「意味のない文字」と「意味を持つ単語」
ヒトの扱う言語にはさまざまな種類がありますが、ある共通した特徴があります。
それは、無意味な文字(記号)の組み合わせから意味のある単語を作っているということです。
例えば、「ネコ」という単語は「ネ」と「コ」という2つの文字から構成されます。
「ネコ」には当然、生物の種類を示す意味がありますが、文字単品の「ネ」も「コ」も特定の意味は持ちません。
英語においても同様で、「CAT」はネコのことですが、「C」「A」「T」というそれぞれのアルファベット自体が特定の意味を示しているわけではありません。
人間の扱う言語(文章)は、このように、意味を持った単語と、意味を持たない文字という二重の分節から構成されています。
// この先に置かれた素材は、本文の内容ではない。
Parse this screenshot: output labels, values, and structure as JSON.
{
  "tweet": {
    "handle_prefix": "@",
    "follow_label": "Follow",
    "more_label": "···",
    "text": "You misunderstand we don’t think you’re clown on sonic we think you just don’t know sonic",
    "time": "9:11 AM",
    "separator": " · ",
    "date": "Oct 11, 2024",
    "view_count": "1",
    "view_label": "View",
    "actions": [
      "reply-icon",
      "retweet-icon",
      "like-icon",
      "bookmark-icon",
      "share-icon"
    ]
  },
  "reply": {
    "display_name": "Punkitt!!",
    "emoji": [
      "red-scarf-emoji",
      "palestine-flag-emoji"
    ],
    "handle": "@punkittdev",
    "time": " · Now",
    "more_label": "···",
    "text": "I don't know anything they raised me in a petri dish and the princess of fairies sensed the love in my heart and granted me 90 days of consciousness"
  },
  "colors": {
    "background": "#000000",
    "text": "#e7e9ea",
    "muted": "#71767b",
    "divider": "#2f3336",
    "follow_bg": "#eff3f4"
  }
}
そのため、人間の言語が持つこの特徴のことを「二重分節構造」と呼びます。
この構造によって、人間は有限の文字(ひらがななら50個、アルファベットなら26個)から、数万を超える無数の言葉を生み出しているのです。
つまり、人間が複雑な言語を操れるのは、こうした文字と単語の関係性を理解する能力に秘密があると考えられます。
そして、この能力はヒト以外の霊長類では、進化的にもっともヒトに近いグループであるチンパンジーだけから確認されていました。
しかし、言語獲得につながるこの二重分節構造を解析する能力が、実際には霊長類のどの範囲にまで存在しているかは明らかになっていません。
そこで今回、新潟大学の新たな研究は、チンパンジーよりはヒトから遠いグループであるマカクザル(ニホンザル)に、文字から単語を組み立てる能力があるかどうかということを検証したのです。